Modella inglese rapita a Milano, dubbi sulla dinamica

Cronaca

Gli investigatori hanno trovato diverse prove della versione raccontata dalla ragazza, ma alcuni dettagli suscitano perplessità anche tra i media britannici. L'avvocato della ragazza a SkyTG24: "Racconto credibile"

Sono diversi i dettagli che, in Italia e in Gran Bretagna, stanno suscitando dei dubbi sulla vicenda di Chloe Ayling, la modella 20enne rapita a Milano l’11 luglio per essere venduta sul "deep web" da un’organizzazione criminale e poi liberata dal suo sequestratore sei giorni dopo. I più scettici sono i tabloid britannici, come il Sun e il Daily Mail, ma anche The Guardian sembra avere qualche perplessità. 

Le prove trovate dagli investigatori

Dai riscontri degli investigatori italiani, l’ossatura della vicenda sarebbe vera: l’indossatrice è stata sia nel negozio dove ha detto di essere stata rapita sia nella macchina dell’uomo polacco arrestato per il sequestro. Nel suo sangue sono state trovate tracce di chetamina, usata per narcotizzarla, e nella baita dove è stata segregata ci sono segni della sua presenza. Inoltre, dal computer del rapitore sono stati messi gli annunci di vendita della ragazza e sono state inviate le richieste di riscatto all’agente della 20enne.
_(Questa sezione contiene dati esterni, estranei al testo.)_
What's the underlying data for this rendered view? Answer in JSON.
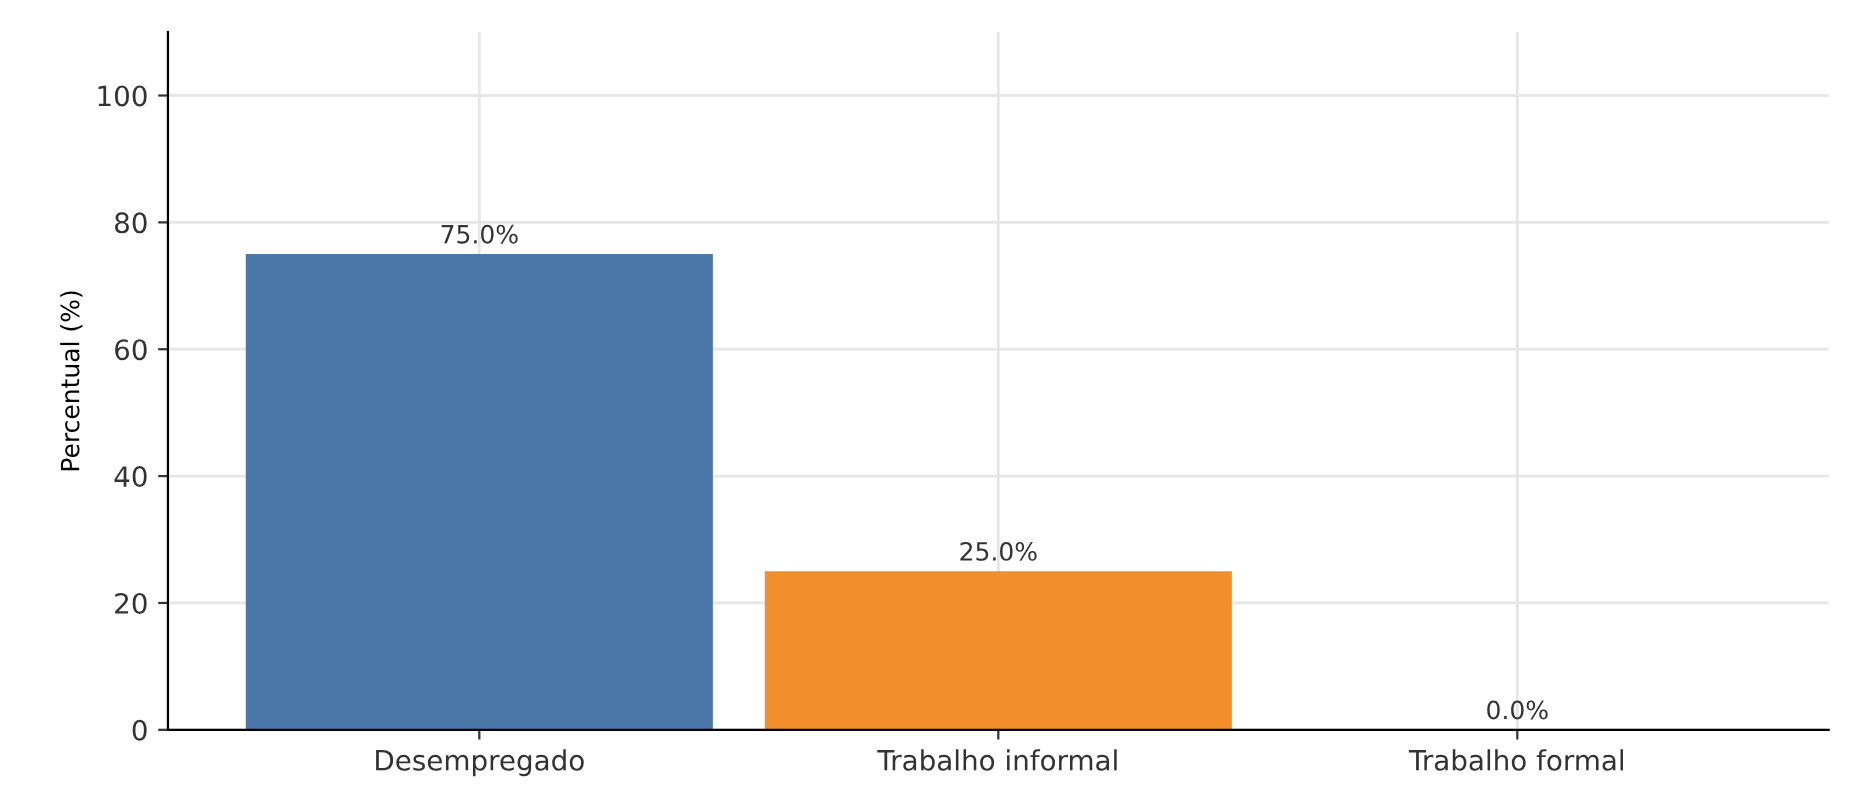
{
  "chart_data": {
    "type": "bar",
    "ylabel": "Percentual (%)",
    "categories": [
      "Desempregado",
      "Trabalho informal",
      "Trabalho formal"
    ],
    "values": [
      75.0,
      25.0,
      0.0
    ],
    "colors": [
      "#4a76a8",
      "#f28e2b",
      "#e15759"
    ],
    "value_labels": [
      "75.0%",
      "25.0%",
      "0.0%"
    ],
    "ylim": [
      0,
      110
    ],
    "yticks": [
      0,
      20,
      40,
      60,
      80,
      100
    ],
    "grid": true
  }
}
La liberazione in consolato

Sono alcuni dettagli a spingere gli investigatori ad ulteriori accertamenti, tra cui il fatto che il sequestratore abbia accompagnato personalmente la modella al consolato, un luogo che per motivi di sicurezza pubblica è presidiato da militari. E dove, infatti, l’uomo è stato subito arrestato. Anche la motivazione della liberazione appare strana: i criminali avrebbero bloccato l'operazione dopo aver appreso che la ragazza è madre di un bimbo di due anni.

La leucemia e il racconto dei vicini

Non ci sono neanche prove che avvalorino la storia raccontata dal polacco, che ha detto di aver rapito la ragazza su ordine di un gruppo di cittadini rumeni di Birmingham perché malato di leucemia e bisognoso di soldi per le cure. Inoltre, i vicini di casa lo avrebbero descritto come un uomo strano, che una volta uscito per andare a lavorare tornava a casa ogni mezz’ora e spesso passeggiava con un topo sulla spalla: una figura che, secondo i tabloid inglesi, non sembrerebbe combaciare con quella di uno spietato criminale.

 

"E' una storia strana ma del tutto vera", ribadisce però Francesco Pesce, il legale italiano di Chloe Ayling.
 

Il giubbotto di pelle

Da chiarire anche alcuni particolari dell’aggressione. La ragazza ha raccontato di essere stata drogata con un’iniezione di chetamina mentre ancora indossava il giubbotto di pelle, forse troppo spesso perché l’ago potesse bucarlo. Inoltre, la sostanza usata è molto pericolosa e difficile da dosare nel modo giusto per evitare il rischio di uccidere la persona a cui la si sta iniettando.

Il negozio di scarpe

Da verificare anche alcune testimonianze secondo cui la modella e l’uomo sarebbero stati visti, poco prima dell’arrivo in consolato, fare acquisti in un negozio di alimentari e in uno di scarpe. Secondo l’avvocato della ragazza, in quel momento la 20enne sarebbe stata in un momento di sudditanza psicologica.

L’agente misterioso

A insospettire i media è anche la figura dell’agente della ragazza, che continua a rimanere anonimo nonostante il suo ruolo centrale: è lui che ha concordato il finto servizio fotografico a Milano dove è stata poi rapita la modella.